Photograph after a frieze in the Social Hygiene Museum, Budapest. Source: Wellcome LIbrary, London
Photograph after a frieze in the Social Hygiene Museum, Budapest. Source: Wellcome LIbrary

And what about our hero, Dr. Semmelweis? Increasingly obsessive over the years, Semmelweis took his colleagues’ reluctance to accept his theories as a personal affront. Rather than launch a charm offensive to win his fellow obstetricians over, he wrote them abusive public letters: “I declare before God that you are a murderer and [history] would not be too unfair if it remembers you as a medical Nero,” he told one.
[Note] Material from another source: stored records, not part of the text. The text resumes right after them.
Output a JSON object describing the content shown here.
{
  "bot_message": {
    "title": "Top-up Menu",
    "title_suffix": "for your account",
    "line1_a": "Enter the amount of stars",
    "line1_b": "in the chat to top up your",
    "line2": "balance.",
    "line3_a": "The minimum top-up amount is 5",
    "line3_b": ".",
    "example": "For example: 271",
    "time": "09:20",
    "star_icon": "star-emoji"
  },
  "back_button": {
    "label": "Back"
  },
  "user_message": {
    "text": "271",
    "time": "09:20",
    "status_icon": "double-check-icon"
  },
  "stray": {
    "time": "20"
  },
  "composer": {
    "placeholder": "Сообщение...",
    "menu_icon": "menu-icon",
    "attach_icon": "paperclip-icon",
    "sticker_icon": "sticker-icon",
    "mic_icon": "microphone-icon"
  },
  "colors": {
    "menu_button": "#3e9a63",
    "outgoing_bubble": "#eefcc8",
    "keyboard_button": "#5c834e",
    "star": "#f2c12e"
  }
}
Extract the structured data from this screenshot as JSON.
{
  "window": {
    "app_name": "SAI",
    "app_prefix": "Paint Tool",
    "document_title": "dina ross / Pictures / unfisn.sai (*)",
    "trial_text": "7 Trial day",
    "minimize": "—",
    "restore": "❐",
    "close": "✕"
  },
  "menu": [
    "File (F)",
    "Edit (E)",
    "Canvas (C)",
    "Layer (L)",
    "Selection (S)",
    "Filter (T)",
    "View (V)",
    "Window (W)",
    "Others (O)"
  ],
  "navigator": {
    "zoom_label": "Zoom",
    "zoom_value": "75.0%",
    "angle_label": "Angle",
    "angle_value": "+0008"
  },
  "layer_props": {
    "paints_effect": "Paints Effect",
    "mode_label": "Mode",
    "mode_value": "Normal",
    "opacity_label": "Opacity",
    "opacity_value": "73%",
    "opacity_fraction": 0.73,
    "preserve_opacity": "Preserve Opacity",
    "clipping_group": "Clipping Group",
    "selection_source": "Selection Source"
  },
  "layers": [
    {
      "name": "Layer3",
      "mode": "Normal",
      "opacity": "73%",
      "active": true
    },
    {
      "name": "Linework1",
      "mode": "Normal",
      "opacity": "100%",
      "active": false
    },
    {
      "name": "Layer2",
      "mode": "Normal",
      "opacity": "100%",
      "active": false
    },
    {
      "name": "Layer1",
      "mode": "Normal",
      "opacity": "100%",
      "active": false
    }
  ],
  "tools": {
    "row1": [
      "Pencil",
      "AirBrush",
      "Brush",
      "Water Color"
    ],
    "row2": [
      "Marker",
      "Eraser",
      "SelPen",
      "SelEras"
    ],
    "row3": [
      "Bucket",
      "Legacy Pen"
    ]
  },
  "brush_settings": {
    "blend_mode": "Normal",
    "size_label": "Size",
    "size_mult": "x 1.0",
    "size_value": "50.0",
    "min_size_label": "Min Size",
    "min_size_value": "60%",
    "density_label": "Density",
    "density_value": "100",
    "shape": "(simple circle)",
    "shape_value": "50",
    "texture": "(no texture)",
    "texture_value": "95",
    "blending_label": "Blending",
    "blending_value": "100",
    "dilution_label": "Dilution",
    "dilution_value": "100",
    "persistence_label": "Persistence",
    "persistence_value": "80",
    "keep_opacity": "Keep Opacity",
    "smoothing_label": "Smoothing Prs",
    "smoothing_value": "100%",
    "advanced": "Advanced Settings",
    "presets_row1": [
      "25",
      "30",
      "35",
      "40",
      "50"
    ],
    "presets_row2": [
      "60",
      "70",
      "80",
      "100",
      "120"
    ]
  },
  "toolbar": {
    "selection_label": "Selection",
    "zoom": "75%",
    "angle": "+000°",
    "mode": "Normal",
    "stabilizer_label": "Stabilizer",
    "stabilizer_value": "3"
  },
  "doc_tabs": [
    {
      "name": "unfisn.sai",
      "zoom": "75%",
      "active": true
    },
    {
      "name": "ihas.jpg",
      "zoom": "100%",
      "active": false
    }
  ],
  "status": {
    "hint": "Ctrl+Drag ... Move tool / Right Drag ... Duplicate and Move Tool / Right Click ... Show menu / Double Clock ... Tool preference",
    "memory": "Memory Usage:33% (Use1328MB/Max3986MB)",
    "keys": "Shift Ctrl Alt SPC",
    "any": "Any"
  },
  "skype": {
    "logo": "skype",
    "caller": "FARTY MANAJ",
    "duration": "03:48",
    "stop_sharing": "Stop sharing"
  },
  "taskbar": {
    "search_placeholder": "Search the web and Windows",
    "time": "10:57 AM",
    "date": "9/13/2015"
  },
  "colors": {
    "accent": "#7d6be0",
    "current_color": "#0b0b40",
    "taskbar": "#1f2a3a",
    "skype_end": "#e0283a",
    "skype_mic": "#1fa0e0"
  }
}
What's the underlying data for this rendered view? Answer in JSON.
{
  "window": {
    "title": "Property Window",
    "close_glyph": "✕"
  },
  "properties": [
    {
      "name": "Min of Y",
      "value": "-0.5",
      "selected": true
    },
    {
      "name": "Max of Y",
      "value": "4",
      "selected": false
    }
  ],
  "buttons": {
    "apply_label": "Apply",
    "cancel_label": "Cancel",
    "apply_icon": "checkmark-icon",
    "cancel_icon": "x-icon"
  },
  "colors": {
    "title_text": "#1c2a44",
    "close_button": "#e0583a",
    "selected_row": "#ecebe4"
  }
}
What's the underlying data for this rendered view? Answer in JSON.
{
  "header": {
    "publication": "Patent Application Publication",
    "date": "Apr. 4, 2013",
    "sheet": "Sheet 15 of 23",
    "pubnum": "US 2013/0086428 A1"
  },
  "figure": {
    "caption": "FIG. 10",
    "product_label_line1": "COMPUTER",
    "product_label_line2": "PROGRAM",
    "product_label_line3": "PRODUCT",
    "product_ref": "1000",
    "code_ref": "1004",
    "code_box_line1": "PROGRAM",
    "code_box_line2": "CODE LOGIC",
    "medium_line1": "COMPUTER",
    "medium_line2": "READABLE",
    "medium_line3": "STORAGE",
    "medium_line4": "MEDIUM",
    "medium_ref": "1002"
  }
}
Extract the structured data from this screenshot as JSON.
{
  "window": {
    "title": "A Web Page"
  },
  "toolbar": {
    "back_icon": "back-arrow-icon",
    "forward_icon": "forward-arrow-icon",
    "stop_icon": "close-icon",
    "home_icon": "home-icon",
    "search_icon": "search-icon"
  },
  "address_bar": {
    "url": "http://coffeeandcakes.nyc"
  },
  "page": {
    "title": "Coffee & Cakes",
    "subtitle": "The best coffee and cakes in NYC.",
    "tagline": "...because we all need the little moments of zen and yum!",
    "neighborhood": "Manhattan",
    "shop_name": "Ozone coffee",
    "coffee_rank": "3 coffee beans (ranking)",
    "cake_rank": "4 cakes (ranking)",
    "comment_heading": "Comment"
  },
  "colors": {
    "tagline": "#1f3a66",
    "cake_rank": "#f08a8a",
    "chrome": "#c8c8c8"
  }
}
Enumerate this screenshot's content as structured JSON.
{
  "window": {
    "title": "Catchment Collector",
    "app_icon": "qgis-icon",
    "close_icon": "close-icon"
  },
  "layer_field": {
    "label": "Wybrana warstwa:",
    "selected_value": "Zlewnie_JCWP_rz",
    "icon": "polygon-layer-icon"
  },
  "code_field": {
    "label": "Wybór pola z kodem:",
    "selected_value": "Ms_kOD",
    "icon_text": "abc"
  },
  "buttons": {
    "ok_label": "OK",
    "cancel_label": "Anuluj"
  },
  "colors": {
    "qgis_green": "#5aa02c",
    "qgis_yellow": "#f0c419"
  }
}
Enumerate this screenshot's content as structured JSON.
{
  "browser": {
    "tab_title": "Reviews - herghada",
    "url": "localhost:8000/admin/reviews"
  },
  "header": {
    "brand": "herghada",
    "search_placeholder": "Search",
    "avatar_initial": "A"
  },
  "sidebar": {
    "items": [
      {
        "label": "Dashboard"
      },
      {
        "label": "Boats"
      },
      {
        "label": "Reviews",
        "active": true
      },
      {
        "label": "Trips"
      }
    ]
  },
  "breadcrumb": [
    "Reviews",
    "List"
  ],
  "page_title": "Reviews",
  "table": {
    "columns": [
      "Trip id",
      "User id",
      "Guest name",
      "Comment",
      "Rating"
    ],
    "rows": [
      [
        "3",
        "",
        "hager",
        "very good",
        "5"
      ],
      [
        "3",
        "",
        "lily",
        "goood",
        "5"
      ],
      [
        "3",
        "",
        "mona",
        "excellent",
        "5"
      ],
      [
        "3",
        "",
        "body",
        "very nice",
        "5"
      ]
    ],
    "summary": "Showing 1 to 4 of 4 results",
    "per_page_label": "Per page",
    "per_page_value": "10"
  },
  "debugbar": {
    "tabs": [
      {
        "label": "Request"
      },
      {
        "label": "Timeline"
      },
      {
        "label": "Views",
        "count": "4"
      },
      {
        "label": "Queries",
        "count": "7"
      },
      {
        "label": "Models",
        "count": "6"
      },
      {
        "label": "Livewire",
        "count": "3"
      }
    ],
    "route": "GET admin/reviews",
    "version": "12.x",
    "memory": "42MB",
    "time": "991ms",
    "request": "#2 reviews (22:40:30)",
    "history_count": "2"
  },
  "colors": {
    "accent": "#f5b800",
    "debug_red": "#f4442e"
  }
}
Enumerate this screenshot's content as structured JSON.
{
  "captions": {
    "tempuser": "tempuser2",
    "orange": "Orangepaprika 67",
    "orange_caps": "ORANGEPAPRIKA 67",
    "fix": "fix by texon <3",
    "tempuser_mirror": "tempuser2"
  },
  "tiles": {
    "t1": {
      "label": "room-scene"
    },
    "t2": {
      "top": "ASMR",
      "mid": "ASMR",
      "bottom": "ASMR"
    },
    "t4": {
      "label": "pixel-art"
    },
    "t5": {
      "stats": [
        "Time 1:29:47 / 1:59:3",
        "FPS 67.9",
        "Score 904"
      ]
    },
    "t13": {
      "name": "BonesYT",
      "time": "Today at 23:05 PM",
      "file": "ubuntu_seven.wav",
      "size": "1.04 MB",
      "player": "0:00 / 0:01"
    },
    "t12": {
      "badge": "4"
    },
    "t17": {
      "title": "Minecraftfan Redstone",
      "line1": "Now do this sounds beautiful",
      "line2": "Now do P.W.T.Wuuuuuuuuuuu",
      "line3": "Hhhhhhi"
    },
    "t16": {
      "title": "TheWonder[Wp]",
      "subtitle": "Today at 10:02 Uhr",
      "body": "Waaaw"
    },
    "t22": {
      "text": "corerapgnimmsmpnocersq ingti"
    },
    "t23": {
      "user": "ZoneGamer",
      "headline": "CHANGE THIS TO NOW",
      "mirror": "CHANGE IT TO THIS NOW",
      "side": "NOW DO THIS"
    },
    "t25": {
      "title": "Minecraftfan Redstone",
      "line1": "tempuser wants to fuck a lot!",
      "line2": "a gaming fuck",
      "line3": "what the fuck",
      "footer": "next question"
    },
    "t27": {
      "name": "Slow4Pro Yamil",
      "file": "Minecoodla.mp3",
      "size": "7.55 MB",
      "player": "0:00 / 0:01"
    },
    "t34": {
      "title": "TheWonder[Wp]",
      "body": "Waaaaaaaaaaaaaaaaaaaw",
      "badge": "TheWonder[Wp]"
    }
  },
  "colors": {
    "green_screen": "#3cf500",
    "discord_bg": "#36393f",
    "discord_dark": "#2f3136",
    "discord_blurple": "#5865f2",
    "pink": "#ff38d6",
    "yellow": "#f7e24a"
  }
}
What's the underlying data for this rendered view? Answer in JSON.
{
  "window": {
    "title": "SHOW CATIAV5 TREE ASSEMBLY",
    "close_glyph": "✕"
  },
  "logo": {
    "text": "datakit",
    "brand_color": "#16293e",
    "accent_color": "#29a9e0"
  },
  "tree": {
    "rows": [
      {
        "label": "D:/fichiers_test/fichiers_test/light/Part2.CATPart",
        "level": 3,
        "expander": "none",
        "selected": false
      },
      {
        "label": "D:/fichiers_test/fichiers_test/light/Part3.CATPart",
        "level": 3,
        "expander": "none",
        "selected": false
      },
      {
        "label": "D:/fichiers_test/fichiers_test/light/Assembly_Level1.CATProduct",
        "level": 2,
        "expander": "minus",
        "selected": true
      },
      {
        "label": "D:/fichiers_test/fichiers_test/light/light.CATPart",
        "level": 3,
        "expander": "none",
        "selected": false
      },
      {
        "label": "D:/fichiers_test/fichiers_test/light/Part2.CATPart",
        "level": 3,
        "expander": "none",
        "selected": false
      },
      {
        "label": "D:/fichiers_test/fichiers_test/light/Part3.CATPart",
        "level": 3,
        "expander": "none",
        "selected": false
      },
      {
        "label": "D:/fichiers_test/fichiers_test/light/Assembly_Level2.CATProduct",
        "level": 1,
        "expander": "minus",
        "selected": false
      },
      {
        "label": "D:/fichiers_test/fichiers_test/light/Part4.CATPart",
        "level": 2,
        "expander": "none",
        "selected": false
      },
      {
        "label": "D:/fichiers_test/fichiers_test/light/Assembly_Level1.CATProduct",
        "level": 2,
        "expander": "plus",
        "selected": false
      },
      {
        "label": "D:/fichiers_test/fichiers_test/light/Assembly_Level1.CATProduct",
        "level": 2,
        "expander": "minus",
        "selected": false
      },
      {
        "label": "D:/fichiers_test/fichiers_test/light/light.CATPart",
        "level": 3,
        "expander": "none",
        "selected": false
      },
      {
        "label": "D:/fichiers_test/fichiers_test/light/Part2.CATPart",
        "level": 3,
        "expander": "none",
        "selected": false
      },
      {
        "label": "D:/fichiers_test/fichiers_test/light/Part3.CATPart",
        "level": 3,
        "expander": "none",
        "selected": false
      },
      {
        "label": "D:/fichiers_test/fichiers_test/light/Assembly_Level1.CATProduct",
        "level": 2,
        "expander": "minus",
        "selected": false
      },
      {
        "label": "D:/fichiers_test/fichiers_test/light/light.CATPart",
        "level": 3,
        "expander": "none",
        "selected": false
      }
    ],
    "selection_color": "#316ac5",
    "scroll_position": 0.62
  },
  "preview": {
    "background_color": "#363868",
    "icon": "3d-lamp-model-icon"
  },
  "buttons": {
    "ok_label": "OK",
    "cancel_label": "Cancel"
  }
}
Increasingly driven mad by the world’s failure to appreciate the importance of hand washing, likely exacerbated by a a touch of syphilis or Alzheimer’s, his colleagues eventually had enough: three obstetricians signed referrals committing him to a mental asylum. One day, while on vacation with his wife and child, he was met at a train station by an old friend who wanted to show him his sanitarium.

Under this pretext, the 47-year old Semmelweis was driven straight to a large, public asylum. He was severely beaten by the guards and died—of an infection—two weeks later.

In honor of Semmelweis’s legacy to medicine, several medical schools, hospitals, womens’ clinics, and museums now stand proudly bearing his name. But, perhaps most appropriately, his name graces the so-called “Semmelweis reflex”: the kneejerk reflex to reject new evidence contradicting established norms.